《 ENAM 》

70 8 5
                                    

Chapter 6

Terima kasih atas penawarannya dan sekarang aku sudah mengerti bagaimana rasanya bahagia

-Mentari-

》》》♡《《《

Perjalanan bersama Radit yang biasanya hanya hening kali ini tidak. Perjalanan tadi sedikit terisi beberapa pembicaraan dan terkadang juga tawa. Aku dan Radit sudah tidak secanggung dulu lagi. Meskipun Radit masih saja bertingkah ataupun berbicara yang menurutku menyebalkan.

Kami sudah sampai di depan rumahku. Mobil Radit masuk ke dalam halaman rumahku yang gerbangnya sudah di bukakan oleh Bi Yun.

"Dit, masuk dulu, yuk!" ajakku dan tidak ada penolakan dari Radit. kami turun dari mobil dan langsung masuk ke dalam rumah.

"Duduk dulu, Dit," Radit akhirnya duduk di sofa ruang tamu.

"Kamu mau minum apa?" tanyaku menawarinya minum.

"Nggak usah. Nggak lama." tolak Radit.

"Nggak papa. Buat ucapan terima kasih dari aku."

"Air putih aja."

"Serius? Disini ada jus kok, ada kopi, teh, sama sirup juga."

Radit menatapku datar mendengar ucapanku. "Kalo semuanya ada berarti air putih juga ada."

"Emang ada, siapa bilang nggak ada."

"Lo barusan." Radit berhasil membalikkan ucapanku.

Ingin rasanya aku mencampuri air putih itu dengan sianida.

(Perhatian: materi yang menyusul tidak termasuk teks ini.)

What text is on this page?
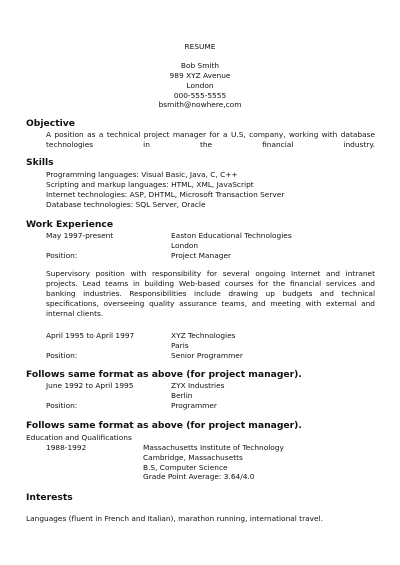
RESUME
Bob Smith
989 XYZ Avenue
London
000-555-5555
bsmith@nowhere,com
Objective
A position as a technical project manager for a U.S, company, working with database technologies in the financial industry.
Skills
Programming languages: Visual Basic, Java, C, C++
Scripting and markup languages: HTML, XML, JavaScript
Internet technologies: ASP, DHTML, Microsoft Transaction Server
Database technologies: SQL Server, Oracle
Work Experience
May 1997-present	Easton Educational Technologies
London
Position:	Project Manager
Supervisory position with responsibility for several ongoing Internet and intranet projects. Lead teams in building Web-based courses for the financial services and banking industries. Responsibilities include drawing up budgets and technical specifications, overseeing quality assurance teams, and meeting with external and internal clients.
April 1995 to April 1997	XYZ Technologies
Paris
Position:	Senior Programmer
Follows same format as above (for project manager).
June 1992 to April 1995	ZYX Industries
Berlin
Position:	Programmer
Follows same format as above (for project manager).
Education and Qualifications
1988-1992	Massachusetts Institute of Technology
Cambridge, Massachusetts
B.S, Computer Science
Grade Point Average: 3.64/4.0
Interests
Languages (fluent in French and Italian), marathon running, international travel.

Atau sedikit campuran micin juga bagus sebenarnya. Supaya otaknya yang berisi kalimat-kalimat menyebalkan itu berganti dengan kalimat-kalimat kids jaman now.

Aku kembali dengan segelas air putih ditanganku. Tenang saja, aku tidak mencampurnya dengan sianida ataupun micin. Aku tidak mau dituduh sebagai pelaku percobaan pembunuhan.

"Ini minumnya. Aku naik dulu ambil baju kamu," pamitku setelah meletakkan gelas air putih tadi diatas meja di depan Radit.

Setelah mengambil baju olahraga Radit aku turun. Disana terlihat Radit sedang memainkan ponselnya. Aku duduk diseberangnya dan memberikan baju olahraga itu.

"Nih, makasih udah minjemin."

"Sama-sama," ucap Radit.

Tunggu. Aku tidak menyangka Radit bisa mengatakan kata itu. Membayangkannya saja tidak pernah, tapi kali ini dia mengatakannya secara langsung. Wow! Keajaiban seorang badboy.

"Tumben kamu bilang 'sama-sama'," ejekku yang baru kali ini mendengar kata-kata itu dari mulut seorang Radit.

"Emang kenapa? Sirik aja lo," aku melihat raut kesal itu lagi dari wajah Radit.

"Muka kamu kalau lagi kesel nggemesin, deh," ucapku.

"Ketahuan lo ngeliatin muka gue dari tadi."

Wait! Kenapa malah dia memojokkanku? Tapi dia tidak salah. Memang sejak tadi aku memperhatikan wajahnya. Dan ternyata dia tahu atau dia hanya menebak dan tebakannya itu benar.

"Apaan sih! Ge-er," sejujurnya aku malu saat ini dan pasti wajahku sudah seperti kepiting rebus yang warnanya merah karena rasanya panas sekali.

"Gue yang ge-er apa lo yang baper?" tanyanya menggodaku, tapi nadanya tetap datar. Dia ini memang menyebalkan. Sangat sangat menyebalkan.

"Aku nggak baper ya, nggak usah sok tau, deh."

"Nggak mungkin lo nggak baper, orang lo blushing gitu."